É à luz dessa tradição que podemos compreender melhor o anúncio do Anjo Gabriel à Virgem Maria. Ao dizer a respeito de Jesus: “Ele se sentará no trono de seu pai Davi”, o Anjo anunciava o cumprimento das promessas feitas à casa de Davi. Maria, pertencendo àquele povo e conhecendo suas tradições, compreendia o que isso significava: se o seu Filho se sentaria no trono de Davi, ela seria a Rainha-Mãe

No entanto, diante de tamanha dignidade, Maria responde com extraordinária humildade: “Eis aqui a serva do Senhor” (Lc 1, 38). E é assim que ela viverá toda a sua vida: na simplicidade daquela que se reconhece inteiramente submissa a Deus. Embora seja a Mãe do Rei, não busca para si honras nem grandezas, mas permanece escondida, entregue à vontade do Senhor.

Ao final, porém, vemos cumprida a profecia: no capítulo 12 do Apocalipse, surge a Mulher vestida de sol, coroada com doze estrelas. Portanto, aquela humilde Virgem de Nazaré, que passou sua vida na simplicidade de uma serva, manifesta-se, enfim, na glória do Céu como Rainha, Mãe do Rei.

Nós, brasileiros, temos ainda uma razão particular para nos entusiasmarmos com essa celebração. Foi exatamente no dia 22 de agosto que Dom Pedro I, ainda antes de se tornar Imperador do Brasil, passou, a caminho de São Paulo, pela pequena capela de Aparecida, onde era venerada a imagem da Imaculada Conceição de Nossa Senhora, encontrada nas águas do Rio Paraíba.

Ali, Dom Pedro prometeu consagrar o Brasil a Nossa Senhora Aparecida, seguindo uma tradição de Portugal, cuja padroeira é Nossa Senhora da Conceição. Entretanto, mal sabia ele que, poucos dias depois, ao retornar de São Paulo e passar às margens do Ipiranga, proclamaria a Independência do Brasil, no dia 7 de setembro.

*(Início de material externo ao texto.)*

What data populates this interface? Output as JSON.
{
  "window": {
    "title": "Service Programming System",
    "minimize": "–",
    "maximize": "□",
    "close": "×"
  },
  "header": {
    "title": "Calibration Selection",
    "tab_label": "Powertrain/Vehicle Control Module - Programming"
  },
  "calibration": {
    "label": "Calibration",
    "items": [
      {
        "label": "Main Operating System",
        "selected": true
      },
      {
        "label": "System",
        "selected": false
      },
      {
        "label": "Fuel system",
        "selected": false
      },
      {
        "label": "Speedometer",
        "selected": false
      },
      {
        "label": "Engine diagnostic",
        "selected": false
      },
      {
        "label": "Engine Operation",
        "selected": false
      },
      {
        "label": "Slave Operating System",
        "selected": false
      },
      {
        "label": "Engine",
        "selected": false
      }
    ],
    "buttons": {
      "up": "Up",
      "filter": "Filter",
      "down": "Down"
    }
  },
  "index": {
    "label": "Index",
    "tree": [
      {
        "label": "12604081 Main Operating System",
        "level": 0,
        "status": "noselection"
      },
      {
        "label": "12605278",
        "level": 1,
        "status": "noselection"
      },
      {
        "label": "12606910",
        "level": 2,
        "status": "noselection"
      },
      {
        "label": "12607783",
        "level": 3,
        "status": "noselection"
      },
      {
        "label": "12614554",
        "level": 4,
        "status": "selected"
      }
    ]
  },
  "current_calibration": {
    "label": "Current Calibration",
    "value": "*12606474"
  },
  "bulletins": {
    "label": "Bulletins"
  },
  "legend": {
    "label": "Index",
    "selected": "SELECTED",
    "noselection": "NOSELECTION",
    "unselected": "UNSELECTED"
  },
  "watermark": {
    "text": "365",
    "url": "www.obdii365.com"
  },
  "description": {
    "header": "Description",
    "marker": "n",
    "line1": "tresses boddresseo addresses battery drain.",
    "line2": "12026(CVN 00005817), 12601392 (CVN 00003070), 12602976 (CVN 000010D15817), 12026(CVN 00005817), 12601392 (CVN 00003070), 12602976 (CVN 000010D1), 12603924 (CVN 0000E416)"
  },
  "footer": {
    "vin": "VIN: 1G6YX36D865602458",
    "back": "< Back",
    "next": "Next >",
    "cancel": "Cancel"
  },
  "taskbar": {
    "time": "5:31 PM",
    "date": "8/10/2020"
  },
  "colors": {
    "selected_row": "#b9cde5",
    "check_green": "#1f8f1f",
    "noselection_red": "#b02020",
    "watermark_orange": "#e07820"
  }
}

Essa independência não representava uma ruptura espiritual com o passado português. Pelo contrário: as cortes portuguesas, de orientação liberal, pretendiam submeter novamente o Brasil ao seu poder, e Dom Pedro reagiu contra essa tentativa. Logo, há algo de providencial nessa sucessão de acontecimentos: a promessa de consagrar o Brasil a Nossa Senhora Aparecida e, em um intervalo de aproximadamente quinze dias, a proclamação da Independência.

Por isso, consagremos mais uma vez o Brasil a Nossa Senhora, Rainha de nossa nação, colocando o nosso país sob a proteção daquela que, sendo Mãe do Rei, reina ao lado de seu Filho. Desse modo, teremos um belo futuro: não o futuro da escravidão, mas o futuro daqueles que são filhos do Rei e filhos da Rainha-Mãe.